Bu gelirler üzerinde GVK’nun 94 üncü maddesine göre gelir vergisi tevkifatı yapılmakla birlikte, tutarı ne olursa olsun yıllık gelir vergisi beyannamesi ile beyan edilmemektedir.

c) Kazanç ve iratların istisna hadleri içinde kalan kısmı ( Örneğin, 2007 yılında, 2.300 YTL’yi aşmayan konut kira gelirleri, 19.000 YTL’yi aşmayan işyeri kira gelirleri, safi tutarı 205.994,16 YTL’yi aşmayan Hazine Bonosu ve Devlet Tahvili faiz gelirleri ile alım satım kazançları, 15.000 YTL’yi aşmayan arızi kazançlar vb., )

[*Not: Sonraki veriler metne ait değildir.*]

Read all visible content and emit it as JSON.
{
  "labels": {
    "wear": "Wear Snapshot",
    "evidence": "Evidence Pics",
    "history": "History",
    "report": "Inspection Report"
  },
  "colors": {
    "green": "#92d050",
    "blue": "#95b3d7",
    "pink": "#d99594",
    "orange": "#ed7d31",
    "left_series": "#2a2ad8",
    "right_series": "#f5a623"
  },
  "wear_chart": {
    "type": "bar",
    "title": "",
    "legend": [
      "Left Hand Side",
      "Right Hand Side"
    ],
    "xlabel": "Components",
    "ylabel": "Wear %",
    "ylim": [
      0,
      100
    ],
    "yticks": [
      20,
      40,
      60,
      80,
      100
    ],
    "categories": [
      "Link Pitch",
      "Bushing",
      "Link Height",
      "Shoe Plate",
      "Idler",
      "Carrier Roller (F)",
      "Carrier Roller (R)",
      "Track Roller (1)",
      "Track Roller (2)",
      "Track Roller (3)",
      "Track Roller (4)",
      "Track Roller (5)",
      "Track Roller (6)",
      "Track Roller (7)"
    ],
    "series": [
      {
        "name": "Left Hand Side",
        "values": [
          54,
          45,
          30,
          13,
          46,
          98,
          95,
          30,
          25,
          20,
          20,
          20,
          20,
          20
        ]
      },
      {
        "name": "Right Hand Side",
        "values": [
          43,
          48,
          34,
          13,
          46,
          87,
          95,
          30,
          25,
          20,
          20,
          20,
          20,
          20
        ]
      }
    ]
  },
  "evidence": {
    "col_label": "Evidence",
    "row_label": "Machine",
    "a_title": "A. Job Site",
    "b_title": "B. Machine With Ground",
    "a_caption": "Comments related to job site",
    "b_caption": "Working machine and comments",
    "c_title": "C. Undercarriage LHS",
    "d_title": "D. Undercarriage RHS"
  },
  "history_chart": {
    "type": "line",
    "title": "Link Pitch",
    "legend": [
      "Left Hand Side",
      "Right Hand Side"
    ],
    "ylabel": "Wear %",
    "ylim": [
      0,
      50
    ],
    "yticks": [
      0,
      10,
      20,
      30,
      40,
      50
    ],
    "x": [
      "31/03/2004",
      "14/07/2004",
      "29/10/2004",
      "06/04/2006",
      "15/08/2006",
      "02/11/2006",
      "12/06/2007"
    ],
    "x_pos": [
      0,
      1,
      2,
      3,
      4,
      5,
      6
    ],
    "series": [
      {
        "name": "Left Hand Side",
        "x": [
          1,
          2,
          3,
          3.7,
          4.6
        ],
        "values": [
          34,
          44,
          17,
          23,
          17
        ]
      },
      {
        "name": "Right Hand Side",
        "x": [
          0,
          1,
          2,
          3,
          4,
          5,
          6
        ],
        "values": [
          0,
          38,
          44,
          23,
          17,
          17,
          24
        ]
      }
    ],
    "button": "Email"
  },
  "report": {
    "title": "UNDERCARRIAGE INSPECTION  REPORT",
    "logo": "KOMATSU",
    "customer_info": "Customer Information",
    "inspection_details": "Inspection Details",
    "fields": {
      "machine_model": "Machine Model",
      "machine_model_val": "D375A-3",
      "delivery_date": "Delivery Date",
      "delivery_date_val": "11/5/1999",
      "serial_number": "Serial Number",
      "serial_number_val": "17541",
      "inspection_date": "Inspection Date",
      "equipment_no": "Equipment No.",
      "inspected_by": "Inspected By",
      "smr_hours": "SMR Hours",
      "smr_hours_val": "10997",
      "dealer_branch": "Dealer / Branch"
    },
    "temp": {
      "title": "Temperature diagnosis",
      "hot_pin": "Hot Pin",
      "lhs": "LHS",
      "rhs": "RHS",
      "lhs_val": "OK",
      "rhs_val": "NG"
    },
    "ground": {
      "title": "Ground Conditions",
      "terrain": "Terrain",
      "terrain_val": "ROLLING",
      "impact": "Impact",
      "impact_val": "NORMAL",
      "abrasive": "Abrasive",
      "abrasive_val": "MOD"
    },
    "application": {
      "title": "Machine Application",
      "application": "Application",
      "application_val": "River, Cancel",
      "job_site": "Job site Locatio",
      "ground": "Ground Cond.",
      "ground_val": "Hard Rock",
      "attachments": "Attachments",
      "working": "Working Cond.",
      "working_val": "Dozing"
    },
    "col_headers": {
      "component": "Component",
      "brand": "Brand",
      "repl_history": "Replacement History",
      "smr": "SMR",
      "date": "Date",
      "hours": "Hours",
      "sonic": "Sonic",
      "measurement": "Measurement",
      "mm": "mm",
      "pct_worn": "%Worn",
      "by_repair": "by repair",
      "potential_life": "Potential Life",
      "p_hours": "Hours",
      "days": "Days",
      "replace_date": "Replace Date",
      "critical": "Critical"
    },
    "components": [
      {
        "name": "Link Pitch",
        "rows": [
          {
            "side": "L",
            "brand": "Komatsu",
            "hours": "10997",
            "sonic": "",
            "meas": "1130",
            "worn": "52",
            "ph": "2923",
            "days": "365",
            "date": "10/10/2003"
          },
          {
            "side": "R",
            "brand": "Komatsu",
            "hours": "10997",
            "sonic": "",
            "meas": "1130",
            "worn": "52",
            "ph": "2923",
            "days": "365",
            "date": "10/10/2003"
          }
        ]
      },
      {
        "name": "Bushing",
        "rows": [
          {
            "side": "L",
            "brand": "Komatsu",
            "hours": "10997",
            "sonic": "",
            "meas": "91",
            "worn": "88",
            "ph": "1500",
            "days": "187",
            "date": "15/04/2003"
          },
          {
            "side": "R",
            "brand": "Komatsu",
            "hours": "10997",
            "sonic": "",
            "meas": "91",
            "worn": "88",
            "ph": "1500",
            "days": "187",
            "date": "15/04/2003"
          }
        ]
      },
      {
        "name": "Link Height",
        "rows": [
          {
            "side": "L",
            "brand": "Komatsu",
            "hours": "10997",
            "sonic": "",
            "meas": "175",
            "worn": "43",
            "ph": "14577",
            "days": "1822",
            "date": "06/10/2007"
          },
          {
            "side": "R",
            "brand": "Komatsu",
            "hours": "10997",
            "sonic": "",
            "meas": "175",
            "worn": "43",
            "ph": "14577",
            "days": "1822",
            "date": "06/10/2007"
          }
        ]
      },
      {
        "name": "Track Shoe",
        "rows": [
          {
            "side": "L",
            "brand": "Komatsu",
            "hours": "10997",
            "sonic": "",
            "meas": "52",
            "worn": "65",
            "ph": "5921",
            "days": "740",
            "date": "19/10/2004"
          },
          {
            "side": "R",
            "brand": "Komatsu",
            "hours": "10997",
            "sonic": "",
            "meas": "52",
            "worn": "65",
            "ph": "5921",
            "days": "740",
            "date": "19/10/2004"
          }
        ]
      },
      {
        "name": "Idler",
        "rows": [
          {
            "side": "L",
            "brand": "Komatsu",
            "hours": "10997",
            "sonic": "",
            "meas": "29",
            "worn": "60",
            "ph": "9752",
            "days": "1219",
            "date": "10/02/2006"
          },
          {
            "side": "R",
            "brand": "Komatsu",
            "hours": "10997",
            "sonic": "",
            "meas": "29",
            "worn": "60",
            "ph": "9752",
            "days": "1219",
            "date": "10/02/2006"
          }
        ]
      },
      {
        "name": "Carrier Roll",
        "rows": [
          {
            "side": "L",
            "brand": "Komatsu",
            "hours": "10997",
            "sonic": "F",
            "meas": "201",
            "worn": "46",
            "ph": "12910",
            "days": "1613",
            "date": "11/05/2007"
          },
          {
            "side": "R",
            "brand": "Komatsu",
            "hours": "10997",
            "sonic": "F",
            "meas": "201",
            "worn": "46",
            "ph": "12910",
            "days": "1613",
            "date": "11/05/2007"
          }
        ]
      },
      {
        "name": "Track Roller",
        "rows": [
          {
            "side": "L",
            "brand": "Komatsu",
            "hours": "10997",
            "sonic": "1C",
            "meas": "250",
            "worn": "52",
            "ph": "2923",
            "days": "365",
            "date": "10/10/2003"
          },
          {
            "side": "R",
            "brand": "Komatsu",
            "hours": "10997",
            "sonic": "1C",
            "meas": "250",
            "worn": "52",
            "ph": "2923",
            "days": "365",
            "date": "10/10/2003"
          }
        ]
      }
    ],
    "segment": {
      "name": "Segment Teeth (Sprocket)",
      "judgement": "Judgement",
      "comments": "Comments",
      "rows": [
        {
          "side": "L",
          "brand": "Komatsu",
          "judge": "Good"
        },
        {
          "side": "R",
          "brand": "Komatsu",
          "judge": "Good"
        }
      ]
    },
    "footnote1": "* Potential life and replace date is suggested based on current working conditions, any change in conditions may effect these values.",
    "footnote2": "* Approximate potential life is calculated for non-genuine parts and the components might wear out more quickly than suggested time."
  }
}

d) Tek işverenden alınmış ve tevkif suretiyle vergilendirilmiş ücretlerle, birden fazla işverenden alınmış olmakla birlikte birden sonraki işverenden alınan tevkif suretiyle vergilendirilmiş ve tutarı 19.000 YTL’yi aşmayan ücretler,

Uygulamada, takvim yılı içinde birden fazla işverenden ücret alan çalışan, bunlardan birini , serbestçe ilk işveren olarak belirlemekte ve diğer işverenlerden aldığı ücretlerin brüt tutarları toplamının 19.000 YTL’yi aşıp aşmadığına bakmaktadır.

e) Vergiye tâbi gelir toplamının 19.000 YTL’yi aşmaması koşuluyla, Türkiye'de tevkifata tâbi tutulmuş olan menkul sermaye iratları ve gayrimenkul sermaye iratları,

GVK’nun 22 nci maddesinde, kar paylarının yarısı gelir vergisinden istisna edilmiştir. Bu sebeple, bir menkul sermaye iradı olarak hisse senetlerinden 2007 yılında elde edilen kar paylarının ( tevkifat öncesi tutarının yarısının 19.000 YTL’lik beyanı sınırını aşıp aşmadığına bakılmakta, aşıyorsa yıllık gelir vergisi beyannamesi ile beyan edilmektedir.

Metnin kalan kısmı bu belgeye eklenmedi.